“秦斯郁。”江苑轻轻笑了下,伸手抚上他额头上磕破了皮的伤口,上面渗出了血,还有沙混在里面,他垂下手,轻轻按在他的手上,“十年后,要是你还记得我,不麻烦的话,帮我照顾下我奶奶和妈妈吧。”

秦斯郁抓住他的手,把他拉到近处,直视着他的双眸,“江苑,你是不是觉得死了我就会放过你了?”

他紧紧抱住他,低头咬着他脖子上的软肉,“不会的,江苑,我不会放过你的。”

江苑吃疼的闷哼了声,他又赶紧松开了,咬的不重,他就轻轻吸了一下,他没想到会痛,“抱歉……”

江苑低着头,秦斯郁以为他是生气了,微凉的手轻轻抚着被他咬过的地方,然后就见他抬起头,眉梢都弯着,眼底是淡淡笑意,“我骗你的,不痛。
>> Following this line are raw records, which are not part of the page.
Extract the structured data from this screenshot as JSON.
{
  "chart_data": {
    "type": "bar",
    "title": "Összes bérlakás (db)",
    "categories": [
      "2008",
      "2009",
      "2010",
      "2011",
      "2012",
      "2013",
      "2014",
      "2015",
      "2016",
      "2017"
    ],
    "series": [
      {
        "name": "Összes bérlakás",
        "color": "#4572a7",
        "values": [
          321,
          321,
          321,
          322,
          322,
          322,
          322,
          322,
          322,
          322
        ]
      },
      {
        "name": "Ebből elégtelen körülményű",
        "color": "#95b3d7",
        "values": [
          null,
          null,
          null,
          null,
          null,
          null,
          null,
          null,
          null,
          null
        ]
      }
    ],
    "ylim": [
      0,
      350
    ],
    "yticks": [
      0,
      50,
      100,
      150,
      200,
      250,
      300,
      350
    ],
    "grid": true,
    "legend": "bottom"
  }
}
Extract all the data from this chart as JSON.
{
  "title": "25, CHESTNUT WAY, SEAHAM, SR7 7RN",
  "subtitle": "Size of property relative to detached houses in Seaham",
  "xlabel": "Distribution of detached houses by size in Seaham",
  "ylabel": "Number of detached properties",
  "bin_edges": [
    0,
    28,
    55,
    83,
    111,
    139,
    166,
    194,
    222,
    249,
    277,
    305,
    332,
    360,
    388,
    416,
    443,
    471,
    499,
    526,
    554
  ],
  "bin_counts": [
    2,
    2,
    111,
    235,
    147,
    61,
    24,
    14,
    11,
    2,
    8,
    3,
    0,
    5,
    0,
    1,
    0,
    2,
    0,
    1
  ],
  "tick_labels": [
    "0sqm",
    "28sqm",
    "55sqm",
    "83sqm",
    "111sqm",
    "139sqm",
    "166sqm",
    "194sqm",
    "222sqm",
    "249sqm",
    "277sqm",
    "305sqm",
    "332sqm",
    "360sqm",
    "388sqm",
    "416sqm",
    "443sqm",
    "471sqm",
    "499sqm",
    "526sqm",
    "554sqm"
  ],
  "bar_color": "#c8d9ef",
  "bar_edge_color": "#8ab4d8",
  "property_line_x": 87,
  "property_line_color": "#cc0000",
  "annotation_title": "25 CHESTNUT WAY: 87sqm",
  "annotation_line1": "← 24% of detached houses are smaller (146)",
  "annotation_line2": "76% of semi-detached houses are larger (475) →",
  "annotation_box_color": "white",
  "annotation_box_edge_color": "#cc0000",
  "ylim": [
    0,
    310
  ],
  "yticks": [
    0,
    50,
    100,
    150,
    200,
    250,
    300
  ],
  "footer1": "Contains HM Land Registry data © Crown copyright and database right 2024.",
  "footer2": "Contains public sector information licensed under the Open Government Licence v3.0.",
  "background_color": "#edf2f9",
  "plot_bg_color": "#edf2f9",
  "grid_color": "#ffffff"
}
”

秦斯郁舒了口气,不痛就好,他怕他会痛。

江苑的精气神越来越差,他没有做化疗,他在医院看到过那个过程,特别痛苦。

秦斯郁不想逼他,可又没有办法。

他建了很多小学,往贫穷的山区捐了很多钱,他不知道这样有没有用,他不知道有没有所谓的奇迹和福报,若是有,他希望全部的福报都降临到江苑的身上。

江苑没在医院住几天就回别墅了。

他在医院住不习惯,秦斯郁一直陪着他,晚上他在床上睡觉,秦斯郁就在地上打地铺,经常半夜醒来,梦见江苑不见了,然后坐起来摸了摸他的手,轻声叫他的名字。

江苑睡眠浅,听见声音就醒了,问他什么了,秦斯郁又摇头说没事,看着他再次睡下,秦斯郁才松开他的手,睁眼望着天花板睡不着。

秦斯郁逐渐把手里的事情交给了唐殷,他退出了秦氏掌权人的位置,秦老爷子来过一次,秦斯郁在家,没让江苑独自面对他。

可他在楼上,将楼下的话听得一清二楚。